Il
faut que je poursuive mon enquête ! Ça fait déjà plusieurs verres à pied que je
trouve ici. Qu'est-ce qu'ils foutent en Thaïlande ?
Quand
on parle de la France dans beaucoup de pays, l'une des images qui vient, c'est
le vin. Mais en Thaïlande, la plupart des gens ignorent tout du vin et de la
patrie du Saint-Emilion.
Le
verre à pied, avec un profil triangulaire, comme on le dessinait dans les
publicités des années cinquante, est-il un élément spécifique à la culture
française ?
Je
m'étonne de trouver sur la vitre de notre autocar l'image d'une bouteille, qui
pourrait fort bien être une bouteille de Bordeaux, assortie d'un verre à pied
triangulaire. L'ensemble est barré d'un trait rouge épais et oblique, celui de
la barre du sens interdit, et le texte qui se trouve en dessous prohibe la
consommation de boissons alcoolisées dans le car. C'est au moins la deuxième
fois que je rencontre ce verre à pied triangulaire dans ce pays.
En
Thaïlande, on boit beaucoup de bière, beaucoup de cet alcool qui
s'apparenterait vaguement au whisky, le Cygne d'Or, à la limite un peu
de vodka. Mais certainement pas de vin. Pourtant, ici, et sauf erreur de ma
part, le symbole de l'alcoolisation, c'est le coup de jaja avec le verre à
pied. Doit-on crier cocorico ? C'est un peu ambigu.
Du
coup, pour protester, je me suis mis à l'eau. Je suis allé chercher une petite
bouteille d'eau gazeuse au marché d'à côté. L'homme qui servait m'a proposé de
la glace. J'ai cru qu'il m'offrait d'en emporter un peu pour mettre dans mon
verre, une fois rentré chez moi.
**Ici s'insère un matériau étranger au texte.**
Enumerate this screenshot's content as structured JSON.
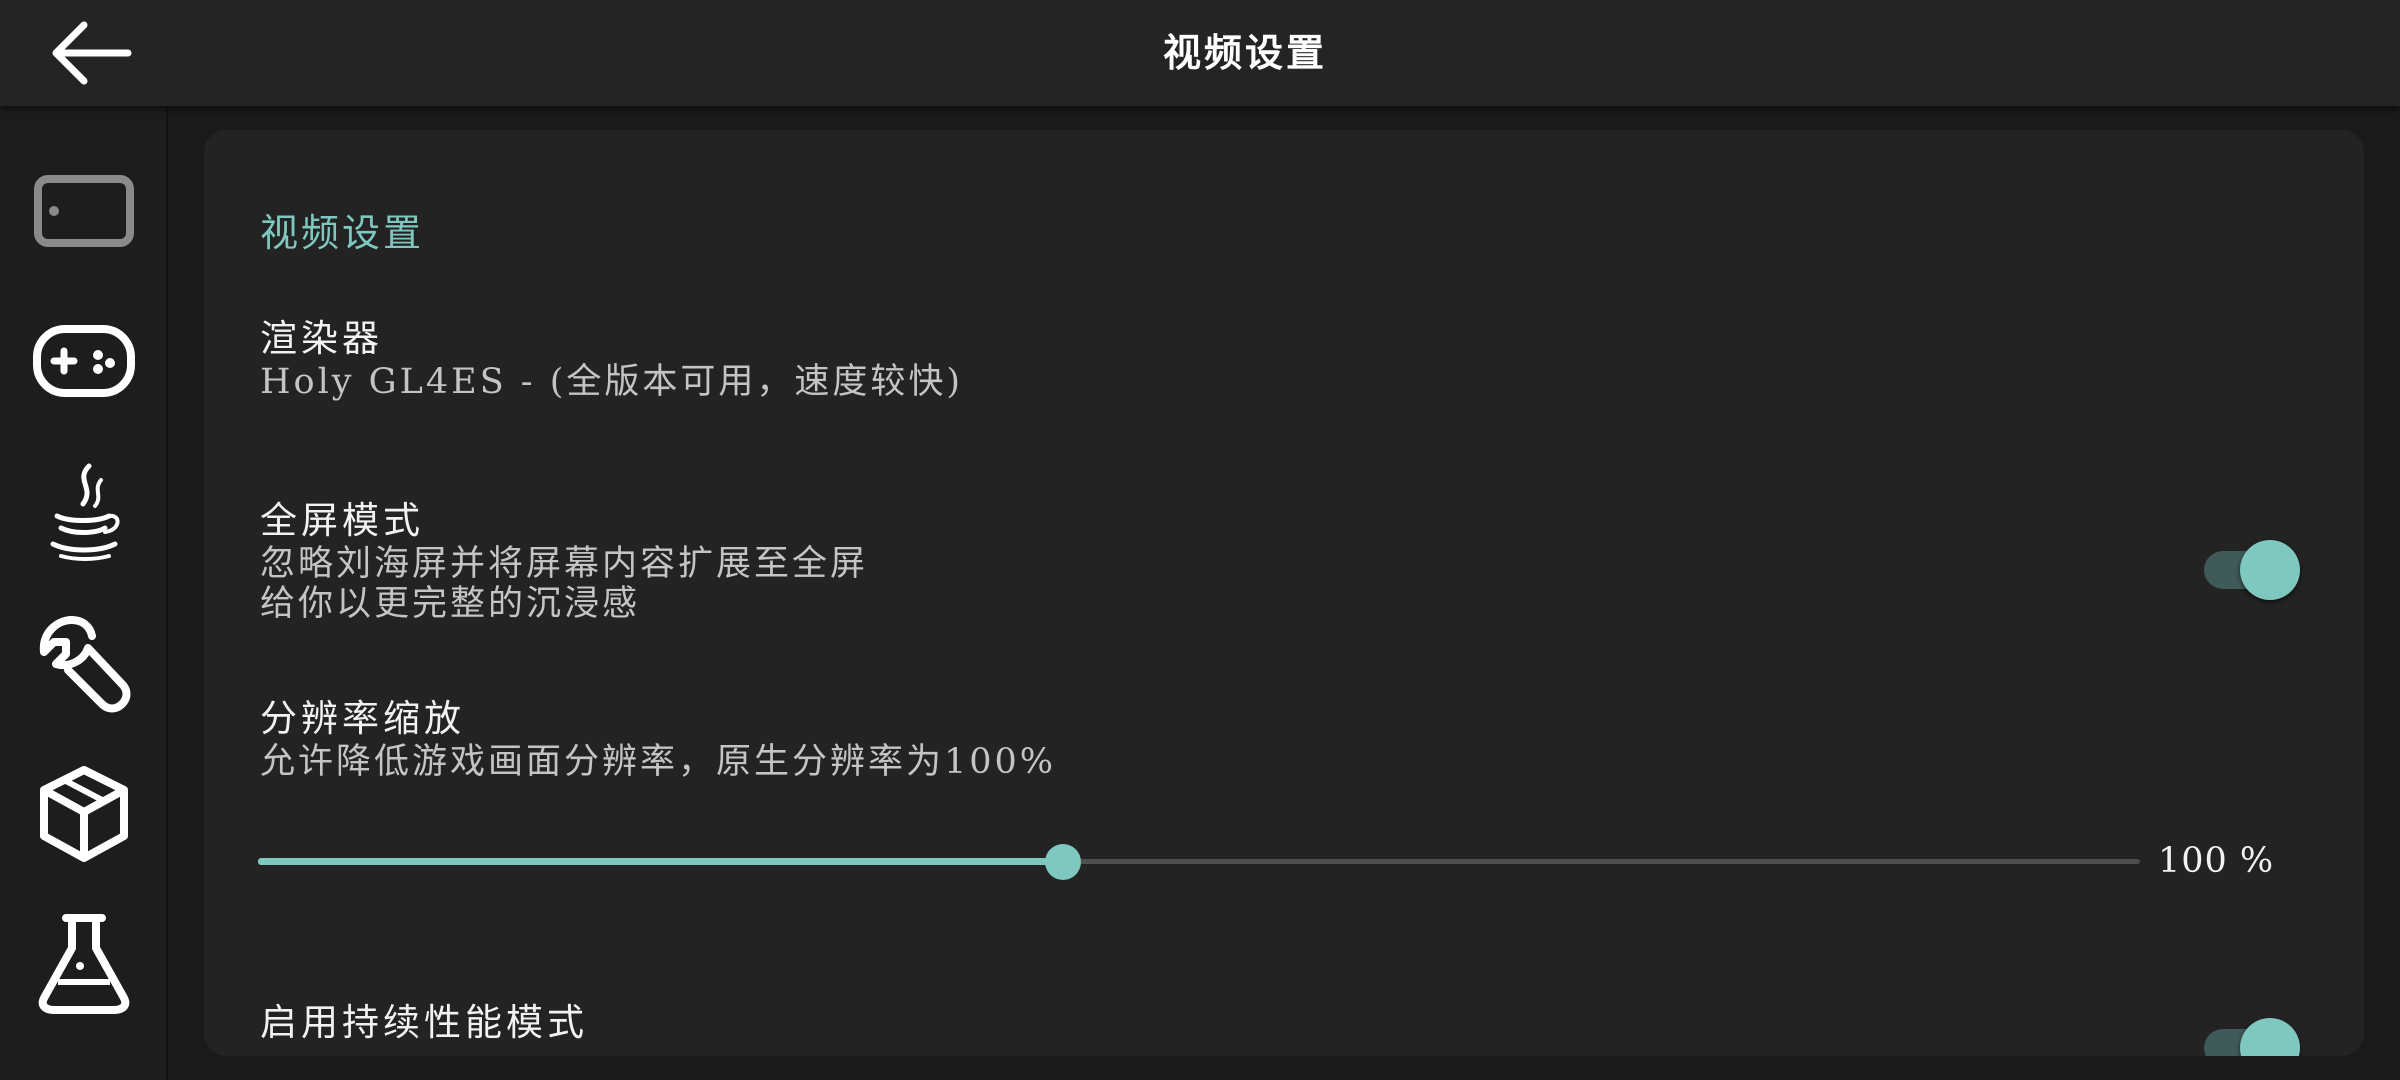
{
  "topbar": {
    "title": "视频设置"
  },
  "icons": {
    "back": "arrow-left-icon",
    "sidebar": [
      "tablet-icon",
      "gamepad-icon",
      "java-icon",
      "wrench-icon",
      "package-icon",
      "flask-icon"
    ]
  },
  "colors": {
    "accent": "#7fc8c0",
    "switch_track_on": "#3f5a58",
    "background": "#1a1a1a",
    "card": "#232323"
  },
  "section": {
    "header": "视频设置"
  },
  "renderer": {
    "title": "渲染器",
    "summary": "Holy GL4ES - (全版本可用，速度较快)"
  },
  "fullscreen": {
    "title": "全屏模式",
    "summary_line1": "忽略刘海屏并将屏幕内容扩展至全屏",
    "summary_line2": "给你以更完整的沉浸感",
    "enabled": true
  },
  "resolution": {
    "title": "分辨率缩放",
    "summary": "允许降低游戏画面分辨率，原生分辨率为100%",
    "slider_fraction": 0.428,
    "value_label": "100 %"
  },
  "sustained": {
    "title": "启用持续性能模式",
    "enabled": true
  }
}
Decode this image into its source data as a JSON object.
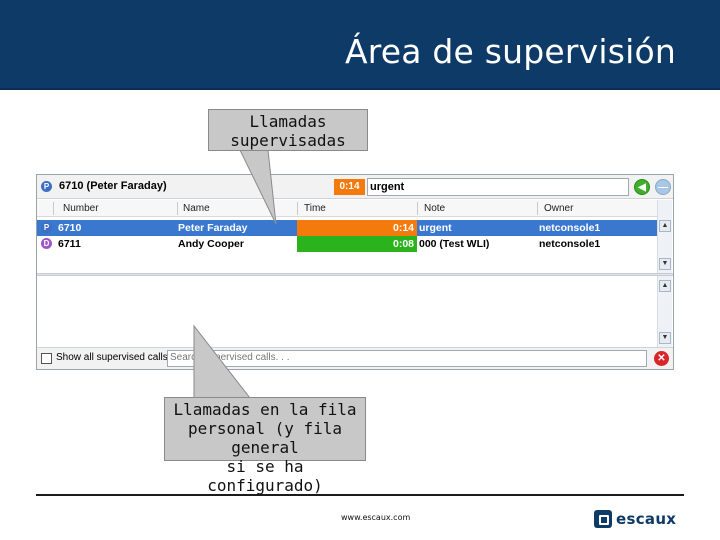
{
  "header": {
    "title": "Área de supervisión"
  },
  "callouts": {
    "top": {
      "line1": "Llamadas",
      "line2": "supervisadas"
    },
    "bottom": {
      "line1": "Llamadas en la fila",
      "line2": "personal (y fila general",
      "line3": "si se ha configurado)"
    }
  },
  "panel": {
    "topbar": {
      "title": "6710 (Peter Faraday)",
      "timer": "0:14",
      "note_value": "urgent",
      "icon_p": "P"
    },
    "columns": [
      "Number",
      "Name",
      "Time",
      "Note",
      "Owner"
    ],
    "rows": [
      {
        "icon": "P",
        "number": "6710",
        "name": "Peter Faraday",
        "time": "0:14",
        "note": "urgent",
        "owner": "netconsole1",
        "time_color": "#f47a0c"
      },
      {
        "icon": "D",
        "number": "6711",
        "name": "Andy Cooper",
        "time": "0:08",
        "note": "000 (Test WLI)",
        "owner": "netconsole1",
        "time_color": "#2bb31d"
      }
    ],
    "footer": {
      "show_all_label": "Show all supervised calls",
      "search_placeholder": "Search supervised calls. . ."
    }
  },
  "footer": {
    "url": "www.escaux.com",
    "logo_text": "escaux"
  },
  "colors": {
    "header_bg": "#0e3a68",
    "selected_row": "#3a78d0",
    "timer_orange": "#f47a0c",
    "timer_green": "#2bb31d"
  }
}
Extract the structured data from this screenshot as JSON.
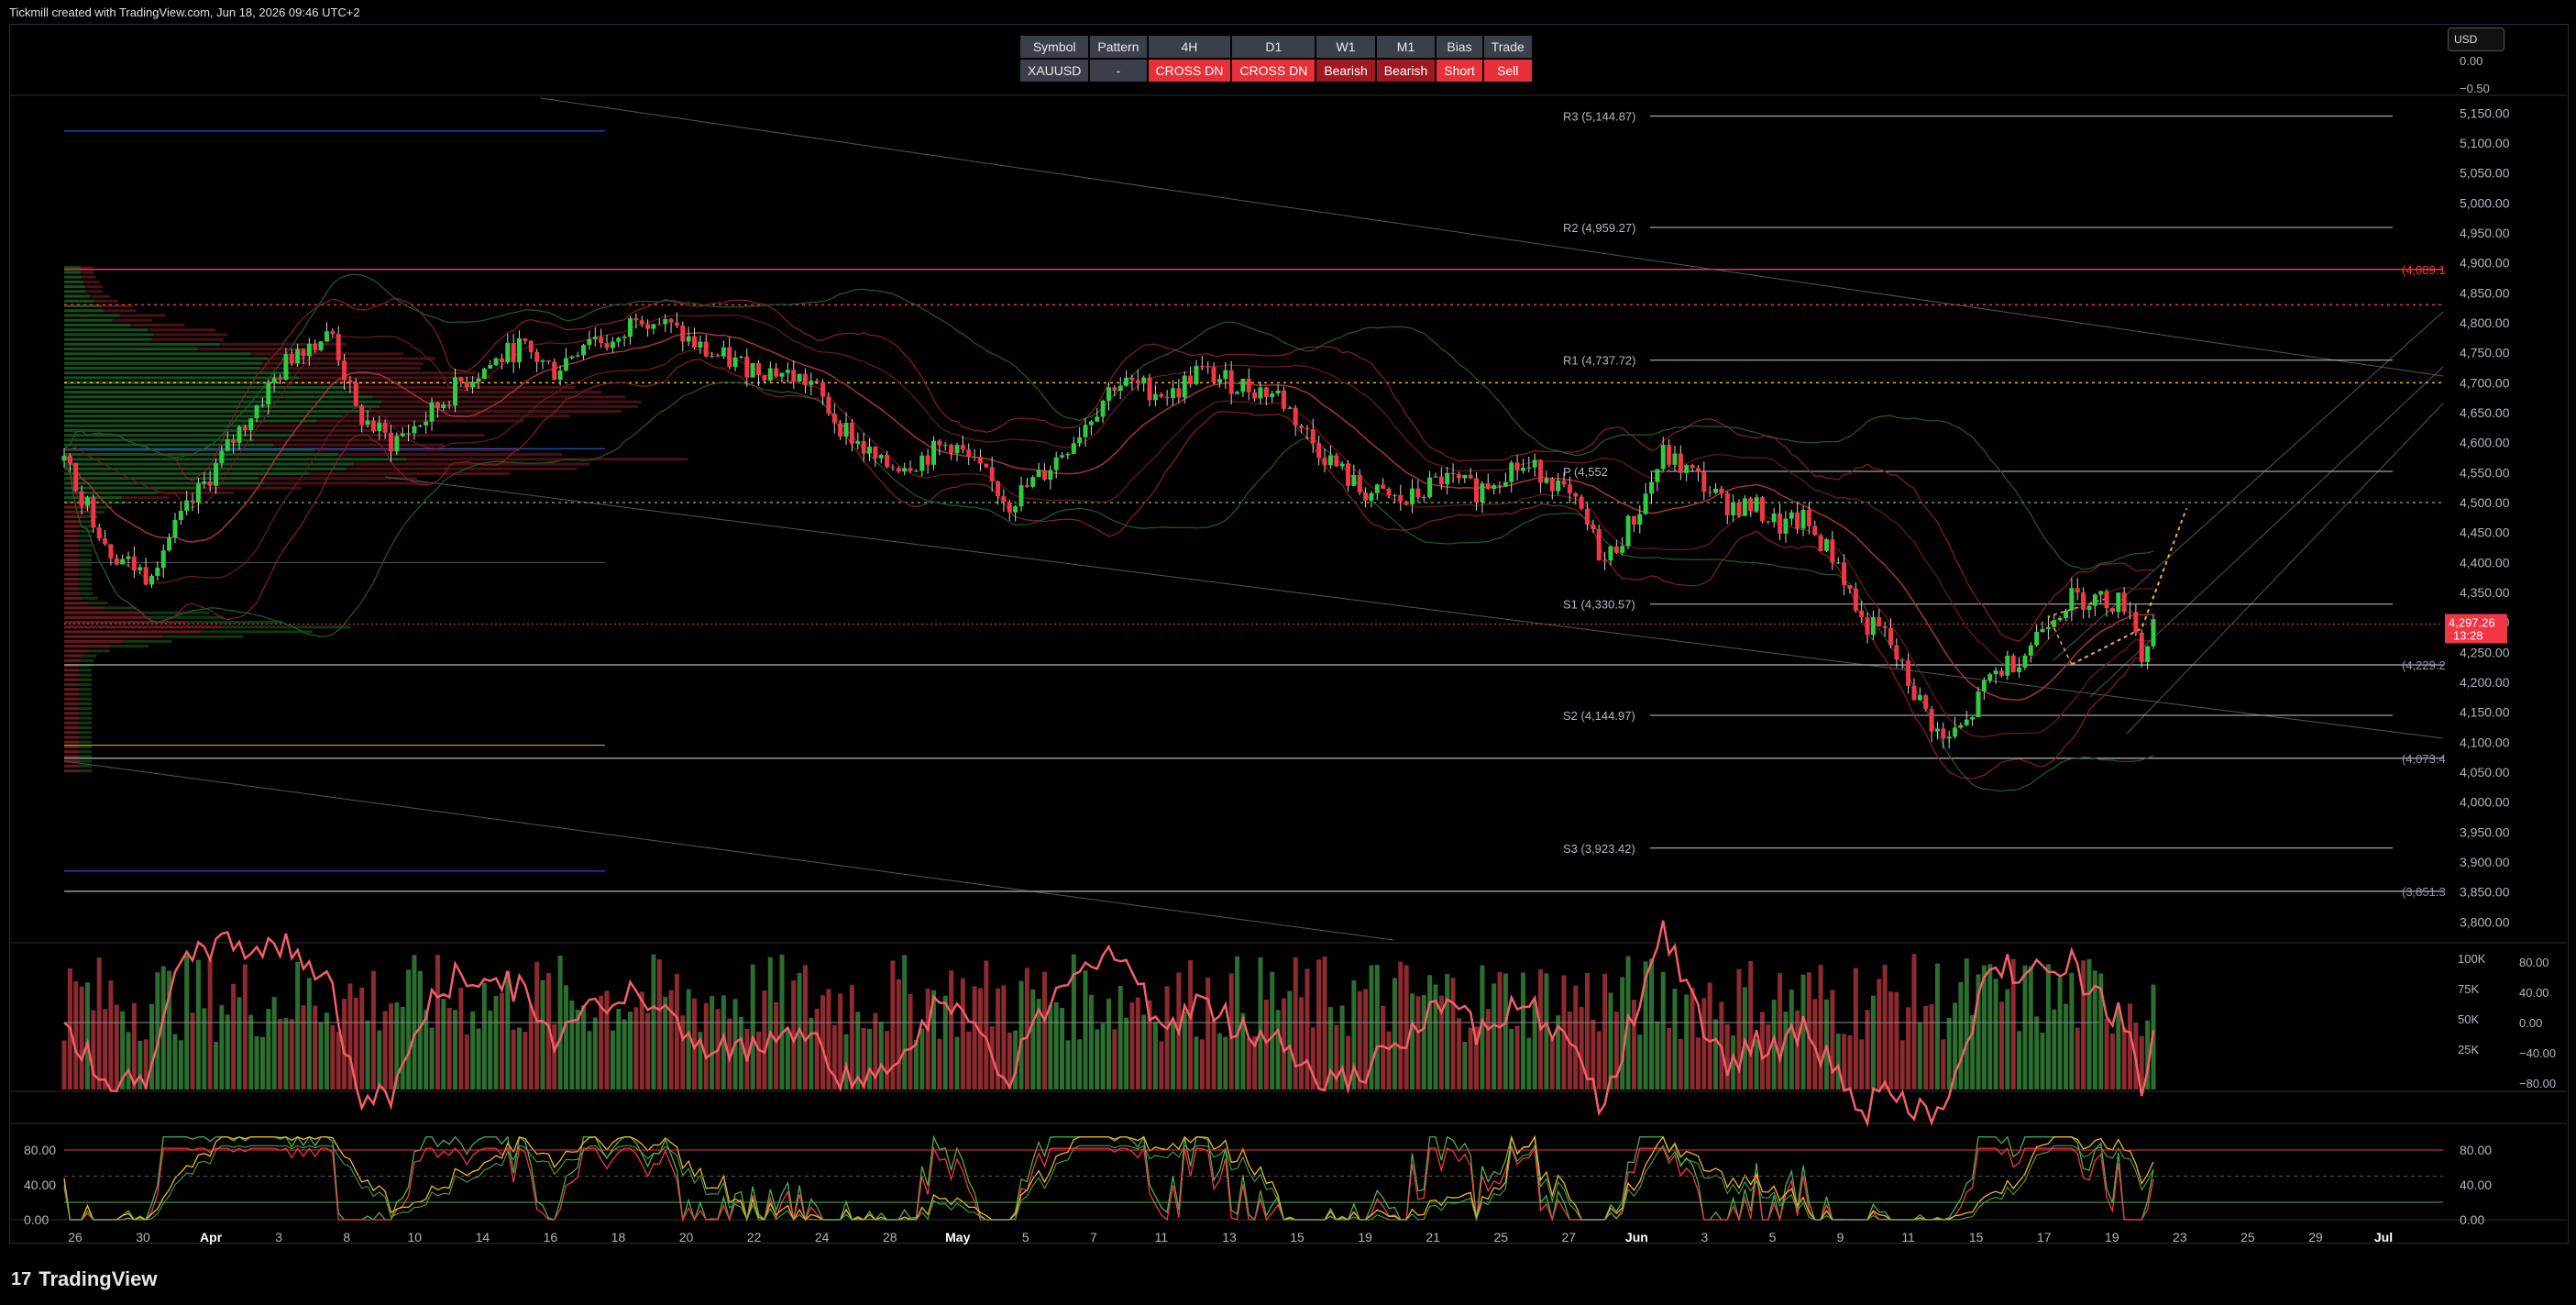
{
  "header": {
    "attribution": "Tickmill created with TradingView.com, Jun 18, 2026 09:46 UTC+2"
  },
  "footer": {
    "brand": "TradingView",
    "logo_glyph": "17"
  },
  "currency_selector": {
    "value": "USD"
  },
  "signal_table": {
    "headers": [
      "Symbol",
      "Pattern",
      "4H",
      "D1",
      "W1",
      "M1",
      "Bias",
      "Trade"
    ],
    "row": [
      {
        "text": "XAUUSD",
        "style": "sym"
      },
      {
        "text": "-",
        "style": "neu"
      },
      {
        "text": "CROSS DN",
        "style": "red"
      },
      {
        "text": "CROSS DN",
        "style": "red"
      },
      {
        "text": "Bearish",
        "style": "dred"
      },
      {
        "text": "Bearish",
        "style": "dred"
      },
      {
        "text": "Short",
        "style": "red"
      },
      {
        "text": "Sell",
        "style": "red"
      }
    ]
  },
  "chart_data": [
    {
      "type": "candlestick",
      "symbol": "XAUUSD",
      "ylim": [
        3770,
        5175
      ],
      "y_ticks": [
        "5,150.00",
        "5,100.00",
        "5,050.00",
        "5,000.00",
        "4,950.00",
        "4,900.00",
        "4,850.00",
        "4,800.00",
        "4,750.00",
        "4,700.00",
        "4,650.00",
        "4,600.00",
        "4,550.00",
        "4,500.00",
        "4,450.00",
        "4,400.00",
        "4,350.00",
        "4,300.00",
        "4,250.00",
        "4,200.00",
        "4,150.00",
        "4,100.00",
        "4,050.00",
        "4,000.00",
        "3,950.00",
        "3,900.00",
        "3,850.00",
        "3,800.00"
      ],
      "top_pane_ticks": [
        "0.00",
        "−0.50"
      ],
      "x_ticks": [
        "26",
        "30",
        "Apr",
        "3",
        "8",
        "10",
        "14",
        "16",
        "18",
        "20",
        "22",
        "24",
        "28",
        "May",
        "5",
        "7",
        "11",
        "13",
        "15",
        "19",
        "21",
        "25",
        "27",
        "Jun",
        "3",
        "5",
        "9",
        "11",
        "15",
        "17",
        "19",
        "23",
        "25",
        "29",
        "Jul"
      ],
      "x_tick_bold": [
        "Apr",
        "May",
        "Jun",
        "Jul"
      ],
      "pivot_levels": [
        {
          "label": "R3 (5,144.87)",
          "value": 5144.87
        },
        {
          "label": "R2 (4,959.27)",
          "value": 4959.27
        },
        {
          "label": "R1 (4,737.72)",
          "value": 4737.72
        },
        {
          "label": "P (4,552",
          "value": 4552
        },
        {
          "label": "S1 (4,330.57)",
          "value": 4330.57
        },
        {
          "label": "S2 (4,144.97)",
          "value": 4144.97
        },
        {
          "label": "S3 (3,923.42)",
          "value": 3923.42
        }
      ],
      "horizontal_levels": [
        {
          "label": "(4,889.1",
          "value": 4889.1,
          "color": "#f23645"
        },
        {
          "label": "(4,229.2",
          "value": 4229.2,
          "color": "#9598a1"
        },
        {
          "label": "(4,073.4",
          "value": 4073.4,
          "color": "#9598a1"
        },
        {
          "label": "(3,851.3",
          "value": 3851.3,
          "color": "#9598a1"
        }
      ],
      "current_price": {
        "value": "4,297.26",
        "countdown": "13:28",
        "color": "#f23645"
      },
      "price_path": [
        [
          0,
          4570
        ],
        [
          8,
          4420
        ],
        [
          14,
          4380
        ],
        [
          22,
          4500
        ],
        [
          30,
          4620
        ],
        [
          40,
          4760
        ],
        [
          46,
          4780
        ],
        [
          50,
          4650
        ],
        [
          56,
          4600
        ],
        [
          62,
          4640
        ],
        [
          68,
          4700
        ],
        [
          78,
          4760
        ],
        [
          84,
          4720
        ],
        [
          90,
          4780
        ],
        [
          95,
          4760
        ],
        [
          98,
          4820
        ],
        [
          104,
          4790
        ],
        [
          110,
          4750
        ],
        [
          116,
          4730
        ],
        [
          122,
          4720
        ],
        [
          128,
          4700
        ],
        [
          132,
          4640
        ],
        [
          140,
          4560
        ],
        [
          146,
          4570
        ],
        [
          152,
          4600
        ],
        [
          156,
          4560
        ],
        [
          162,
          4500
        ],
        [
          168,
          4550
        ],
        [
          174,
          4620
        ],
        [
          180,
          4700
        ],
        [
          186,
          4690
        ],
        [
          190,
          4680
        ],
        [
          194,
          4720
        ],
        [
          200,
          4700
        ],
        [
          208,
          4680
        ],
        [
          214,
          4600
        ],
        [
          222,
          4520
        ],
        [
          230,
          4500
        ],
        [
          236,
          4540
        ],
        [
          242,
          4520
        ],
        [
          248,
          4560
        ],
        [
          254,
          4550
        ],
        [
          260,
          4480
        ],
        [
          264,
          4400
        ],
        [
          270,
          4490
        ],
        [
          274,
          4580
        ],
        [
          280,
          4540
        ],
        [
          284,
          4500
        ],
        [
          290,
          4490
        ],
        [
          294,
          4460
        ],
        [
          298,
          4470
        ],
        [
          304,
          4400
        ],
        [
          308,
          4300
        ],
        [
          312,
          4280
        ],
        [
          316,
          4200
        ],
        [
          322,
          4100
        ],
        [
          326,
          4130
        ],
        [
          330,
          4210
        ],
        [
          336,
          4250
        ],
        [
          340,
          4310
        ],
        [
          344,
          4340
        ],
        [
          348,
          4340
        ],
        [
          354,
          4330
        ],
        [
          356,
          4240
        ],
        [
          358,
          4297
        ]
      ],
      "volume_axis": [
        "100K",
        "75K",
        "50K",
        "25K"
      ],
      "oscillator_axis": [
        "80.00",
        "40.00",
        "0.00",
        "−40.00",
        "−80.00"
      ]
    },
    {
      "type": "line",
      "name": "stochastic",
      "ylim": [
        0,
        100
      ],
      "y_ticks": [
        "80.00",
        "40.00",
        "0.00"
      ]
    }
  ]
}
Pas du tout ! Je l'ai vu prendre un sac en
plastique, mettre des glaçons dans le sac. Puis, sans que je ne puisse rien
faire pour l'en empêcher - tant j'étais médusé autant qu'horrifié - précipiter
le contenu de la bouteille dans le sac. Ajouter avec une démoniaque habileté un
trousseau de petits élastiques à un coin du sac, pour que je puisse le porter
confortablement avec un doigt, et plonger dans l'orifice rétréci une longue
paille. J'ai payé, remercié, et je suis parti, fier comme un premier communiant
avec mon eau gazeuse accrochée au petit doigt. Quel appareil majestueux ! Quelle
sophistication ! Quelle ingéniosité ! Tout ce service pour le prix misérable d'une
simple bouteille de soda !
Les
thaïs ont un usage très large du sac en plastique. Ils n'ont pas cet
effarouchement écologique qui a permis aux enseignes de la grande distribution
de si bien berner les français. En supprimant les sacs en plastique des
supermarchés, ces enseignes ont fait une économie considérable. D'abord sur l'achat
des sacs eux-mêmes. Ensuite sur le temps d'empaquetage, puisque la charge en
revenait désormais au client. Enfin, par la vente annexe de sacs dits
écologiques, tout aussi impérissables si on les abandonne dans la nature, mais
réutilisables - à condition qu'on ne les oublie pas d'une fois sur l'autre, ce
qui est pourtant la règle.
Aux
USA, la sensibilité écologique n'est pas moindre, mais le consommateur est
mieux loti. Au supermarché, on lui donne un magnifique sac en papier Kraft. Un
lycéen hyperactif, pour se faire de l'argent de poche, empile les courses dans
le sac et va parfois jusqu'à le porter jusqu'au coffre de la voiture. Dans la
boutique de spirits, le client se voit offrir un sac de brown paper plus petit
où il peut cacher sa bouteille de Southern Comfort. Tranquillement assis sur
siège large et confortable de son Oldsmobile couleur caramel il en boira
discrètement quelques gorgées avec son amie, la consommation publique d'alcool
étant interdite, en regardant le soleil se coucher sur le lac Michigan. Aucun
panneau montrant une bouteille de Bordeaux avec un verre à pied triangulaire ne
viendra troubler sa sérénité…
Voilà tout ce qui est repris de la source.